Bereits um das Jahr 3.000 vor Christus gab es erste Sonnenuhren, die von den Ägyptern und Sumerern entwickelt wurden. Diese primitiven Formen der Zeitmessung benötigten lediglich einen Stock, den man in den Boden steckte. Anhand des Schattens konnte man dann ablesen, wie weit der Tag bereits fortgeschritten war. Das Problem: Weder eine korrekte Einteilung in einzelne Zeitintervalle (Stunden, Minuten, Sekunden) war möglich, noch das Ablesen der Uhrzeit, wenn die Sonne nicht schien.

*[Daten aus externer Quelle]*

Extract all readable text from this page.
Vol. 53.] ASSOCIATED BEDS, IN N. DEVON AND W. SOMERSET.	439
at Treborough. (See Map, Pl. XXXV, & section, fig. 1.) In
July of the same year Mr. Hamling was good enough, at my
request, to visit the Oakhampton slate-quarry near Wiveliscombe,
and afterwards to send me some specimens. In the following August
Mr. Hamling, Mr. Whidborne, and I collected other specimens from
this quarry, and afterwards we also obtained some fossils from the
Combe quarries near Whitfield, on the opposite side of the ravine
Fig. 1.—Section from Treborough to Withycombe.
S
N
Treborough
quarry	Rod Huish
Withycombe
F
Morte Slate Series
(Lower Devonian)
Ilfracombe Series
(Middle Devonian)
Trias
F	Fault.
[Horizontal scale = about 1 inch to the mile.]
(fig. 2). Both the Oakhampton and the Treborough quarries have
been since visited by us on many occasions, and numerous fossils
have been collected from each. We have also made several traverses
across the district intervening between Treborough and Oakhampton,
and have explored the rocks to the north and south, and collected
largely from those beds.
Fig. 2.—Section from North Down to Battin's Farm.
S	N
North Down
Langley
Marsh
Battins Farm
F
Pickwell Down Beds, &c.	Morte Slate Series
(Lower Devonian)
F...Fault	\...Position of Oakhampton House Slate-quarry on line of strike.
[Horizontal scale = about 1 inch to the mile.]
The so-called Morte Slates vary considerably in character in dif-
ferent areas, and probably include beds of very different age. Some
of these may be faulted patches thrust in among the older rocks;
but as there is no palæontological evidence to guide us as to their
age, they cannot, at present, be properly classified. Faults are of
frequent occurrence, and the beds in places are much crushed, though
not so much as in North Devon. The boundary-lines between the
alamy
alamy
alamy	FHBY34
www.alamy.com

Rund 1.000 Jahre nach den ersten dokumentierten Sonnenuhren, also etwa 2.000 vor Christus, teilten die Babylonier bereits den Tag in 24 Stunden (bzw. 12 Stunden für den Tag und 12 Stunden für die Nacht), während jede Stunde bereits auf 60 Minuten kam. Auch die Ägypter führten diese Einteilung der Tageszeit ein, allerdings wurden hier bereits feststehende Obelisken aus Stein genutzt. Diese konnten zwar ebenfalls nur bei Sonnenlicht abgelesen werden, allerdings war der feste und stabile Stand dieser Obelisken ein Garant dafür, dass eine einmal angebrachte Skala sich nicht mehr auf Grund von äußeren Einflüssen verändern würde.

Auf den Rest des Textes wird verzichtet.